Marco Steenbergen studied political science at the University of Amsterdam and Stony Brook University (USA). He is a specialist in political psychology and social research methods. He is currently professor of political methodology at the University of Zürich. He previously held positions at Carnegie Mellon University, the University of North Carolina at Chapel Hill, and the Universität Bern.

Course Content
This course will introduce participants to a fascinating field of statistics. We will see how we can rely on statistical models to gain a deep understanding from data. This often involves finding optimal predictions and classifications. Machine Learning (also known as Statistical Learning) is quickly developing and is being applied in various fields such as business analytics, political science, sociology, and elsewhere.

Course Objectives
This course aims to provide an introduction to the data science approach to the quantitative analysis of data using the methods of statistical learning, an approach blending classical statistical methods with recent advances in computational and machine learning. The course will cover the main analytical methods from this field with hands-on applications using example datasets. This will allow students to gain experience with and confidence in using the methods we cover.

Students will know how to successfully apply a number of tools and models for supervised and unsupervised learning. After a short probability refresher, students will learn how to evaluate various methods based on cross-validation. We will then see how we can create optimal prediction models. Creating a good prediction model requires choosing an optimal set of explanatory variables. To this end, we will rely on subset selection, shrinkage methods, lasso, and ridge regression. Classification is another prominent topic and we will use decision trees and random forests to solve such problems. Finally, in terms of data reduction, we will rely on principle component analysis. All these tools provide the foundation for students to then solve real-world problems, potentially by combining these various approaches. The focus of this class is on giving the students sufficient practical training such that they can fruitfully apply these methods in their own work.

Course Prerequisites
Students are expected to have a solid understanding of linear regression models and preferably know binary models.
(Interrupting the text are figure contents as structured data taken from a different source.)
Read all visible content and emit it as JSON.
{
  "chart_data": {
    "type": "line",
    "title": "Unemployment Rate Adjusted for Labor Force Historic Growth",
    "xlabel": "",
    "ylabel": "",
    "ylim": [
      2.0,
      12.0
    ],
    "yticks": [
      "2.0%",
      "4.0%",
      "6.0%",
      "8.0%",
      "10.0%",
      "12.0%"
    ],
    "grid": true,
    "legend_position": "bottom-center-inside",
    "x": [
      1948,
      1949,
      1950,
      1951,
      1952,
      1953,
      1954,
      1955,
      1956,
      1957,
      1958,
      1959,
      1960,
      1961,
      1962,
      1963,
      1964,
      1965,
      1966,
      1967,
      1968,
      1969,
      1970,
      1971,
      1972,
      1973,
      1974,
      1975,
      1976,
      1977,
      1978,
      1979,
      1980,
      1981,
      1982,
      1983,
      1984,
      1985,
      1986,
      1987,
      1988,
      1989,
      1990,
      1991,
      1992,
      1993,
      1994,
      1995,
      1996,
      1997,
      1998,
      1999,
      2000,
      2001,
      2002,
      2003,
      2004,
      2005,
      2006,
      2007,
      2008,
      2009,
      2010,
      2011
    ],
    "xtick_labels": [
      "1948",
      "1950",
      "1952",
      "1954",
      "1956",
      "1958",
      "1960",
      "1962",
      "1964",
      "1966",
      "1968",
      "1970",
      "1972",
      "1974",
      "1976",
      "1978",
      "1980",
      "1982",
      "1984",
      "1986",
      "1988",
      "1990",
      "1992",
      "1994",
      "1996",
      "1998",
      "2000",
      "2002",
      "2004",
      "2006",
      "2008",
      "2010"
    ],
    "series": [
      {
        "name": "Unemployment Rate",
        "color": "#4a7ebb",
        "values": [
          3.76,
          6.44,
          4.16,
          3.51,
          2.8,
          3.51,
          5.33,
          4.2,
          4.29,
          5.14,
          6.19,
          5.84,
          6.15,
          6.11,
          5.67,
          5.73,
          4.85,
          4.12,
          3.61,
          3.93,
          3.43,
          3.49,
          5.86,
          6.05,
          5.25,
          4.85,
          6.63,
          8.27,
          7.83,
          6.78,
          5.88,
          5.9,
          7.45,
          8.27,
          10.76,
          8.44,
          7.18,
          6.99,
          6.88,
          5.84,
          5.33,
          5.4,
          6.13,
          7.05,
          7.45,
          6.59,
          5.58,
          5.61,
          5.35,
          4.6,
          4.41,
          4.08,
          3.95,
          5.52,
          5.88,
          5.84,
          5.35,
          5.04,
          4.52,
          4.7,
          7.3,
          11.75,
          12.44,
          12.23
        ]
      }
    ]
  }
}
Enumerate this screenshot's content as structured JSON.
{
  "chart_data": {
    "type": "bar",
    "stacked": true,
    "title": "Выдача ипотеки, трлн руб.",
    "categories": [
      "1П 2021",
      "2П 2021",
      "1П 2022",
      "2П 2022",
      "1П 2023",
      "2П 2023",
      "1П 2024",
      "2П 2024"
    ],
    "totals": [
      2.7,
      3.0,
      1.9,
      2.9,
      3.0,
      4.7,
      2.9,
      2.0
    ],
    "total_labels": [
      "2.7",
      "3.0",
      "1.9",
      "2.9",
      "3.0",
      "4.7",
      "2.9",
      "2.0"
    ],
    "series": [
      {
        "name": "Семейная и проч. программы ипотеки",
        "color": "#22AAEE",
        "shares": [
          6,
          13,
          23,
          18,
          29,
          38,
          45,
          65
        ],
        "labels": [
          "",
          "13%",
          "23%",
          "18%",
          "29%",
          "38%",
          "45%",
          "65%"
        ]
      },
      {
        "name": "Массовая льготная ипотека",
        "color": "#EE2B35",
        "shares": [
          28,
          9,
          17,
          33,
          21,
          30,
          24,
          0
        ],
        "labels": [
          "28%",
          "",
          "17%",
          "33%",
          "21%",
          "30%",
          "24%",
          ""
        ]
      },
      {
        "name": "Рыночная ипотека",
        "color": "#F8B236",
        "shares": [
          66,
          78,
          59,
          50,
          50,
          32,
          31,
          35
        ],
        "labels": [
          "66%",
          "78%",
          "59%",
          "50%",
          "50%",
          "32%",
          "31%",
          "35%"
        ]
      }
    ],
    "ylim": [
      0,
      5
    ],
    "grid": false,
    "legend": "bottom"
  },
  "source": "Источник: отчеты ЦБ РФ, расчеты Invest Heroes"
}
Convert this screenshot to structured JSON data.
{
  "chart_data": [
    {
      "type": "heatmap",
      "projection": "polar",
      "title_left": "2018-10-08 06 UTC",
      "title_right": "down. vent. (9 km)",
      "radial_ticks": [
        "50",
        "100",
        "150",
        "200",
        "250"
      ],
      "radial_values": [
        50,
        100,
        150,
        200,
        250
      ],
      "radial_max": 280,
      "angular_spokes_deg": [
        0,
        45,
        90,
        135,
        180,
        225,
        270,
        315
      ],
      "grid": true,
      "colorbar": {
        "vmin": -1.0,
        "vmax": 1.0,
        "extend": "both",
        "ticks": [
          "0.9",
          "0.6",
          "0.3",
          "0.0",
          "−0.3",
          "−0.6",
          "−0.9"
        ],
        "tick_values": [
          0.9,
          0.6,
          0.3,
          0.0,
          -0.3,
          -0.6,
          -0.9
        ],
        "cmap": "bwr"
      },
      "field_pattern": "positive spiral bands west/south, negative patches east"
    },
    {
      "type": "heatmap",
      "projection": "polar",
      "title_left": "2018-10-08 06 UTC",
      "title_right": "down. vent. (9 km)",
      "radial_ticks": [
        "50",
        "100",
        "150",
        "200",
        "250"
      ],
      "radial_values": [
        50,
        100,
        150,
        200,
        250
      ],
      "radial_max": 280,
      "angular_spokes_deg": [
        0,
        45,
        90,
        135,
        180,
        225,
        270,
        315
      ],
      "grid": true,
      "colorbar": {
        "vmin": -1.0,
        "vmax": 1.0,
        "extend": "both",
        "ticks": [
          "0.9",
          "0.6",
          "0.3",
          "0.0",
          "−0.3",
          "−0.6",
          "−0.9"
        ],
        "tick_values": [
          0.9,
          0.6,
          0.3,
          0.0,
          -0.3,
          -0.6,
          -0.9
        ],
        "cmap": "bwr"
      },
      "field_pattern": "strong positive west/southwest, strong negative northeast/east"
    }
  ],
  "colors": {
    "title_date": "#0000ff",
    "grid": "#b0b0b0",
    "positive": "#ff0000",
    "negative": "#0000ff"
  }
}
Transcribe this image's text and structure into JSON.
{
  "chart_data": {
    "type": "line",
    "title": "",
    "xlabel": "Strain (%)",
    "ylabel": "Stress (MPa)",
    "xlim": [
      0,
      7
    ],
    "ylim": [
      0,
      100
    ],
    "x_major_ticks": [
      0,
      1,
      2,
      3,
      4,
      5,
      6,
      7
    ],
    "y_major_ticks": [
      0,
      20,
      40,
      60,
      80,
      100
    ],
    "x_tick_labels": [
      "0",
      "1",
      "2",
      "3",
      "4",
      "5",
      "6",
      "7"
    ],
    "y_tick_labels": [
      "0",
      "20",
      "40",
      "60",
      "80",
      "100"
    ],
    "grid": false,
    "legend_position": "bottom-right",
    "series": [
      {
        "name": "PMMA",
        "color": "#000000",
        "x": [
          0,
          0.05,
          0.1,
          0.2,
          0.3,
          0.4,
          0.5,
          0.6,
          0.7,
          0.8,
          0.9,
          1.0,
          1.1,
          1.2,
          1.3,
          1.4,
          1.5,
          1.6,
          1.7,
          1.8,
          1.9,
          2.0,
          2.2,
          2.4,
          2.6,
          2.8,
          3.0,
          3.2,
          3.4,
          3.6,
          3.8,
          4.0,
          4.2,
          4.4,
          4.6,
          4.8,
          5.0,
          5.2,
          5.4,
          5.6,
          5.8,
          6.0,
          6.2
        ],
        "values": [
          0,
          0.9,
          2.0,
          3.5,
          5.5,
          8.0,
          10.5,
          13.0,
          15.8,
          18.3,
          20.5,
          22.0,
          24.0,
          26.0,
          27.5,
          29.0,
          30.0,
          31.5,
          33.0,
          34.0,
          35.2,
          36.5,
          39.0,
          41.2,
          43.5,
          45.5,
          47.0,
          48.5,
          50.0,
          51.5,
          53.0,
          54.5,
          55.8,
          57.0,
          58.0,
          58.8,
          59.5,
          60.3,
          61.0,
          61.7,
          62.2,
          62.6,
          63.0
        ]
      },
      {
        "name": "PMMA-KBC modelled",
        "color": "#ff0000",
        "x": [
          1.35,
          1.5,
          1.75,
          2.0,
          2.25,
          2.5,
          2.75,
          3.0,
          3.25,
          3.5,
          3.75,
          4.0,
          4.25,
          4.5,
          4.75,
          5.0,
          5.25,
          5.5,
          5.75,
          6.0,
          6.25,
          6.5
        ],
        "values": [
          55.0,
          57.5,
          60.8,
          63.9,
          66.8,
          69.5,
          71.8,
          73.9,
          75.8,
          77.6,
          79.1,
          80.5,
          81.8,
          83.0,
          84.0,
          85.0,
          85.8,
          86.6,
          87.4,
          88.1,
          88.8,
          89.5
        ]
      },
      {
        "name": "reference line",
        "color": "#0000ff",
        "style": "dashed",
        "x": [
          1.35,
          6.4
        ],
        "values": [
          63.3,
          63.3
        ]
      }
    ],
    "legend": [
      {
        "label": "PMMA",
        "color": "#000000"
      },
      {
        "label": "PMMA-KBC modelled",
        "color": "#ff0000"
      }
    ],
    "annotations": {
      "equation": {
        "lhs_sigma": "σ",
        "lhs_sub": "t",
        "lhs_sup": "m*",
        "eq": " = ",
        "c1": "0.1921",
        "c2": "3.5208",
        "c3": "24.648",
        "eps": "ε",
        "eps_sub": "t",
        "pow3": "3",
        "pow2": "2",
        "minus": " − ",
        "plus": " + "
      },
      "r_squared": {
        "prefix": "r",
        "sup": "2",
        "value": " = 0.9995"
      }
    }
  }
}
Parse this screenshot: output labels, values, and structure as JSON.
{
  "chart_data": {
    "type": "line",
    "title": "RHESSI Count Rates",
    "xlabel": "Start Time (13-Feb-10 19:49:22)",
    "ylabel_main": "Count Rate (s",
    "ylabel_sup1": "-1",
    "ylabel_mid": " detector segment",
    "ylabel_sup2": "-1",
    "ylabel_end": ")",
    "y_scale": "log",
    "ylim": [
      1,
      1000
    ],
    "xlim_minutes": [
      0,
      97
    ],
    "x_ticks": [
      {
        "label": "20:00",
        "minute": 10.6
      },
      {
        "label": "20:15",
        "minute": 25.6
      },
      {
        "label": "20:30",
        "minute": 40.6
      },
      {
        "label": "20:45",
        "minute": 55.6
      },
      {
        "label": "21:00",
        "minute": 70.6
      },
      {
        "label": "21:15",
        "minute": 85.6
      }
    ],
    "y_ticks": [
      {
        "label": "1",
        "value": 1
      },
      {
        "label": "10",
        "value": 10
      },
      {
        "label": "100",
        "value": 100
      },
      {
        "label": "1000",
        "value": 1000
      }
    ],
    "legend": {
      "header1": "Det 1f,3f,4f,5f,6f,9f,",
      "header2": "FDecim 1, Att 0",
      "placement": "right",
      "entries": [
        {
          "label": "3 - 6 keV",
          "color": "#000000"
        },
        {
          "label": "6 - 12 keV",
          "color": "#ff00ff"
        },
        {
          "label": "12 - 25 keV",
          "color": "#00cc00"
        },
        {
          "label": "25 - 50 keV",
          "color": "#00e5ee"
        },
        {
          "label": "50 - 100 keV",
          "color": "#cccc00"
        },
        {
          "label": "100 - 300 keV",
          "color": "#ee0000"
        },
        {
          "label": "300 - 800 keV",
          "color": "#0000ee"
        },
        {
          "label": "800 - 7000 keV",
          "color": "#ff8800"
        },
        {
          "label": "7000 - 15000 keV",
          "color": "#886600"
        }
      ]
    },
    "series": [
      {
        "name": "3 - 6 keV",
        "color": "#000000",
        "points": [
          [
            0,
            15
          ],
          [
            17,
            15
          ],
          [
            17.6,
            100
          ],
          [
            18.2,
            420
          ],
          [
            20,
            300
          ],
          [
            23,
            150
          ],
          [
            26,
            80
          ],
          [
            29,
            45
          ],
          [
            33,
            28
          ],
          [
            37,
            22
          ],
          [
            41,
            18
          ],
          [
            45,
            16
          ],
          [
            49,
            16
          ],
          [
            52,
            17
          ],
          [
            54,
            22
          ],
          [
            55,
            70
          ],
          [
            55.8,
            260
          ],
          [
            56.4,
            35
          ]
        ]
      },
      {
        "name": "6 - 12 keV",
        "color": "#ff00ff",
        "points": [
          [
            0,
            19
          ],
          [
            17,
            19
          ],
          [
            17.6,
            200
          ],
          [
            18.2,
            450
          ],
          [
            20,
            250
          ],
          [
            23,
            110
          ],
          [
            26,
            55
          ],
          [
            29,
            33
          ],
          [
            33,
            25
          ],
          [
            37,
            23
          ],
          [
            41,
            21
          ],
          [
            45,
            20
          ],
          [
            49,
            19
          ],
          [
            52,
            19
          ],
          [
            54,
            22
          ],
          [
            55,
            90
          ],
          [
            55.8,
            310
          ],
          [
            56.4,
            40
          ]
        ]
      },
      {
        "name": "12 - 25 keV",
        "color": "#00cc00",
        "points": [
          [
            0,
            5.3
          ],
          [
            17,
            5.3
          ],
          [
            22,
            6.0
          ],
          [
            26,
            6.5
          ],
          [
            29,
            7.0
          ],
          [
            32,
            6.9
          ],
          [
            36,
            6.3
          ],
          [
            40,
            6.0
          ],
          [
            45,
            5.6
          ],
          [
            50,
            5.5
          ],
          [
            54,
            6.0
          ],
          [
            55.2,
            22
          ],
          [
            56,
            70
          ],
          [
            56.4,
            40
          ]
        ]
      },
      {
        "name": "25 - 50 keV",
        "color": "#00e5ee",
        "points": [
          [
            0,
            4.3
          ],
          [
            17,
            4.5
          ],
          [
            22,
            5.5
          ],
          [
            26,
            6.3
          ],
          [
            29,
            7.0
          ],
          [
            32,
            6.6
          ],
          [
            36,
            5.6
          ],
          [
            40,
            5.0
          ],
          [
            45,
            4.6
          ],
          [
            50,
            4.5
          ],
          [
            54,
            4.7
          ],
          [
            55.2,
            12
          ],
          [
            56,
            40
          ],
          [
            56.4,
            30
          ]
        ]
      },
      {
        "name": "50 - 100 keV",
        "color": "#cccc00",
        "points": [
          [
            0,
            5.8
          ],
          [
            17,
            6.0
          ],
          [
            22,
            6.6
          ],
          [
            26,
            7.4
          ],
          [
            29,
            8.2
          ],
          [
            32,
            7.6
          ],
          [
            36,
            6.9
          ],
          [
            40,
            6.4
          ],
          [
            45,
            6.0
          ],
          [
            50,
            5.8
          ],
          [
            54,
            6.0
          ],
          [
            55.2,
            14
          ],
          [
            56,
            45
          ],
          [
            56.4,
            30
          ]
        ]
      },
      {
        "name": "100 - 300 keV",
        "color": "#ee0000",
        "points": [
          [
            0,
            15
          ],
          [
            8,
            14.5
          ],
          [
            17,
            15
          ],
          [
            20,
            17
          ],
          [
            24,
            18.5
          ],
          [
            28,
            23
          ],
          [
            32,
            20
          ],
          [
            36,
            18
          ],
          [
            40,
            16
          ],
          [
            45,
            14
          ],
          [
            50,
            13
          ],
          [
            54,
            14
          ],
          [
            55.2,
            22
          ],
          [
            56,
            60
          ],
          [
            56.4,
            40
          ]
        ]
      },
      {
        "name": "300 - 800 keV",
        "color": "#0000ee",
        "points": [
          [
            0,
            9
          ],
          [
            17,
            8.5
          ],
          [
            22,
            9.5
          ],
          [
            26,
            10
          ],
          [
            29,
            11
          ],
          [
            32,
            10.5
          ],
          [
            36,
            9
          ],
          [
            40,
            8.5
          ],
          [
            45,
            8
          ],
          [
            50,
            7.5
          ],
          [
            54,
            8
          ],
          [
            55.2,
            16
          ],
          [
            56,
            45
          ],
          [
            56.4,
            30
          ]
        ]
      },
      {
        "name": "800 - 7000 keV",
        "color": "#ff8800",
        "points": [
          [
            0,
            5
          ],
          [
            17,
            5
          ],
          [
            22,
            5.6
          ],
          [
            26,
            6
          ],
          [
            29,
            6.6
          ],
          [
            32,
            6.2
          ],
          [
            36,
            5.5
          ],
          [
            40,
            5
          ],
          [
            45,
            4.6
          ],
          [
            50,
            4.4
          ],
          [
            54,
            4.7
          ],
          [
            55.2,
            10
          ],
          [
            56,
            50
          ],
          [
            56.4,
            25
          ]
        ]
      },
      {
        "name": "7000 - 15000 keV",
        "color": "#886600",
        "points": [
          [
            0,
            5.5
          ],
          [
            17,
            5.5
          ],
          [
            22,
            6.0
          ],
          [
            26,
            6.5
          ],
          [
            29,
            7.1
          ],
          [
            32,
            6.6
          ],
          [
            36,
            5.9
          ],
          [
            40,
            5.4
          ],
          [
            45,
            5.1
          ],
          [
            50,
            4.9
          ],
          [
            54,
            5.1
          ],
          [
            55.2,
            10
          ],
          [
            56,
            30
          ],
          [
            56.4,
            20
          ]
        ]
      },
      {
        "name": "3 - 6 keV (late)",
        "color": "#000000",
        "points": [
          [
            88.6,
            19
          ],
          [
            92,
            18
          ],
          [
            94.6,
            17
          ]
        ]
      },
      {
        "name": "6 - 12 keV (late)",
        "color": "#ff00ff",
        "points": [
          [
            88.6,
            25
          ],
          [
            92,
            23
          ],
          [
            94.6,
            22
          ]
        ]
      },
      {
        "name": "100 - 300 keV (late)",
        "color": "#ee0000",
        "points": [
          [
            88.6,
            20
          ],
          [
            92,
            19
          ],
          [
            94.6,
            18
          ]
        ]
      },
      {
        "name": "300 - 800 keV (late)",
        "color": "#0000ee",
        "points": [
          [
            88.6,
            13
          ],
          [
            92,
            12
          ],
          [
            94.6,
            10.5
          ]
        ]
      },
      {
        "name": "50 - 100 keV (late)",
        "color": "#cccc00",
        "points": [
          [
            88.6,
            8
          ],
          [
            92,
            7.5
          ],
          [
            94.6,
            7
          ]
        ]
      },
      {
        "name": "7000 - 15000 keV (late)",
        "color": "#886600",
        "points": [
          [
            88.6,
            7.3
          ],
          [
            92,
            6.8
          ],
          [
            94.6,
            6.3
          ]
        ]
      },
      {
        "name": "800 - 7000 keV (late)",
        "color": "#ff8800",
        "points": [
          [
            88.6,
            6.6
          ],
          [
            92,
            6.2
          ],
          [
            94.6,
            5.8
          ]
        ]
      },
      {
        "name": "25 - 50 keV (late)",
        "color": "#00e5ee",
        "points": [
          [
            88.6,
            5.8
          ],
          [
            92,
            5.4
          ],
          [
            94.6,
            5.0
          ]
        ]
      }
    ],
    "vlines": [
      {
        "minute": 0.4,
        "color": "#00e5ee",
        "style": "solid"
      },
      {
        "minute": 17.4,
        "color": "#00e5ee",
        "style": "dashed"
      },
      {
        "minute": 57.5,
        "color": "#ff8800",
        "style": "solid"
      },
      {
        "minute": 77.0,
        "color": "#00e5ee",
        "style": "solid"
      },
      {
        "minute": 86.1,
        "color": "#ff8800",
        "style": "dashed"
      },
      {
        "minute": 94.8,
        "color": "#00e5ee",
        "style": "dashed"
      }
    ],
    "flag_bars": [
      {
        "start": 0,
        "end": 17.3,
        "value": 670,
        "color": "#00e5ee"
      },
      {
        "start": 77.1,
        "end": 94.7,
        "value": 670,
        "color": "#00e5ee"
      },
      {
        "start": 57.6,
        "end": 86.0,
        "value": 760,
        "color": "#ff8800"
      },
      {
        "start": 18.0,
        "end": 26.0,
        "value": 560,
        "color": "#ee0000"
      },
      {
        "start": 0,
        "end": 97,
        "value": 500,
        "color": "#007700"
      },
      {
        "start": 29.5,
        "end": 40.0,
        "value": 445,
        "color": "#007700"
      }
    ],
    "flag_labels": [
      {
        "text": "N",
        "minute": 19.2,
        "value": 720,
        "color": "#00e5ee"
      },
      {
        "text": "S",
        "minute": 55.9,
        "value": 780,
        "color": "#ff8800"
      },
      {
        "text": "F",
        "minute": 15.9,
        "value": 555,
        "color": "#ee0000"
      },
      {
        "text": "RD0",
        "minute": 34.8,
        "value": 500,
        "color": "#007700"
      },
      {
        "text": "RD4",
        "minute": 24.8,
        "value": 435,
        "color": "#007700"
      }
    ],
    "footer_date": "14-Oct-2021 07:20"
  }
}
Some prior exposure to statistical software is beneficial but not required. The course will also provide a short introduction to RStudio at the beginning. More important than prior training will be a willingness to engage with the topics of the class.

1. Introduction Course introduction:
What is machine learning? How can model accuracy be assessed? Course introduction and basic concepts of machine learning. We will do this refresher with a special focus on how linear regression is used in statistical learning.

2. Logit models
Logit models can be used for models where the outcome variable is binary. We will use logit models to solve classification problems.

3. Resampling
How good are our prediction models? Cross-validation provides an optimal approach to assess model quality. We will focus specifically on k-fold cross-validation.

4. Model selection I
Model selection 1: When facing many potential explanatory factors we need to choose the “right” combination. Day 5 will cover best subset selection which allows us to identify the optimal set of predictors.

5. Model selection II
Model selection 2: Beyond best subset selection we also have additional tools at our disposal. Lasso regression provides a flexible approach to deal with many potential explanatory variables.

6. Polynomial models
Moving beyond linearity: Polynomial functions add a great deal of flexibility and we will see how we can combine these models with the various techniques from the first six days.

7. Regression trees
Prediction can also be based on non-standard models such as regression trees. We will see how to use regression trees and how we combine several regression trees into one prediction to boost predictive accuracy.

8. Support Vector
A classic classification method that can be extremely helpful in a
Machine variety of settings. We will see how it differs from Linear Discriminant Analysis.

9. Data reduction
Unsupervised learning: A prominent tool within unsupervised learning techniques is principle component analysis. It is an easy way to reduce the dimensionality of the parameter space.

10. Final project

“Bringing it all together”: We will spend our last day on how to work through an applied example and how to combine the various elements successfully. Participants are encouraged to bring their own projects.